What prompts this update is its sudden inability to hold a charge while in standby. For as long as I've had it, the one thing I have unqualifiedly enjoyed was the ability to keep it in sleep mode for days on end and open the lid, having it ready to use in a few seconds. However, a couple of weeks ago, I pulled it out, opened it and it didn't start. Hmmm. Tried the power button; nothing. Pressed the battery level test button and got one LED. The battery was dead and needed charging.

After a full charge and sitting connected to the power the whole time at home, I tossed it in my duffel for a weekend at the girlfriend's and other than a brief web surfing session, I didn't use it.

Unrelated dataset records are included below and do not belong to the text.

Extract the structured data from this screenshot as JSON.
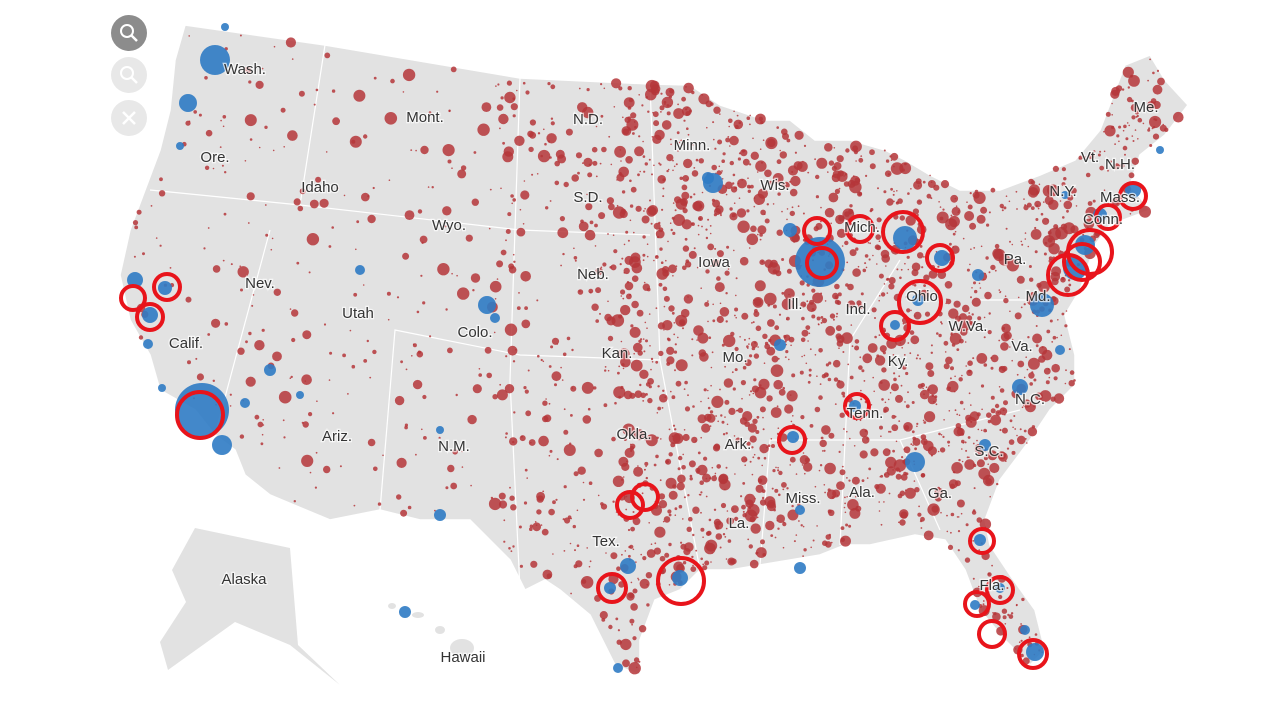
{
  "map": {
    "labels": [
      "Wash.",
      "Mont.",
      "N.D.",
      "Minn.",
      "Me.",
      "Ore.",
      "Idaho",
      "Wis.",
      "Vt.",
      "N.H.",
      "N.Y.",
      "Mass.",
      "S.D.",
      "Wyo.",
      "Conn.",
      "Mich.",
      "Nev.",
      "Neb.",
      "Iowa",
      "Pa.",
      "Ohio",
      "Ind.",
      "Ill.",
      "Md.",
      "Utah",
      "Colo.",
      "Calif.",
      "Kan.",
      "Mo.",
      "W.Va.",
      "Va.",
      "Ky.",
      "N.C.",
      "Tenn.",
      "Ariz.",
      "N.M.",
      "Okla.",
      "Ark.",
      "S.C.",
      "Miss.",
      "Ala.",
      "Ga.",
      "La.",
      "Tex.",
      "Fla.",
      "Alaska",
      "Hawaii"
    ]
  }
}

Well, tonight, after a week of disuse, I pulled it out, checked the battery and, pfffft, it's nearly dead again.

There was a software point-release a couple of weeks ago, but I don't think it had an effect on sleep mode efficiency (or lack thereof) because the first rundown happen prior, but I'm not sure. A quick Google search was inconclusive, but a battery failure on a less-than-six-month-old laptop would be right in line with Apple's expanding reputation of shoddy workmanship and design, especially with the botch that's been the iPhone 4 (or as I call it "iFone Fore.")

Anyone got any ideas as to what's whacking the battery? Thanks.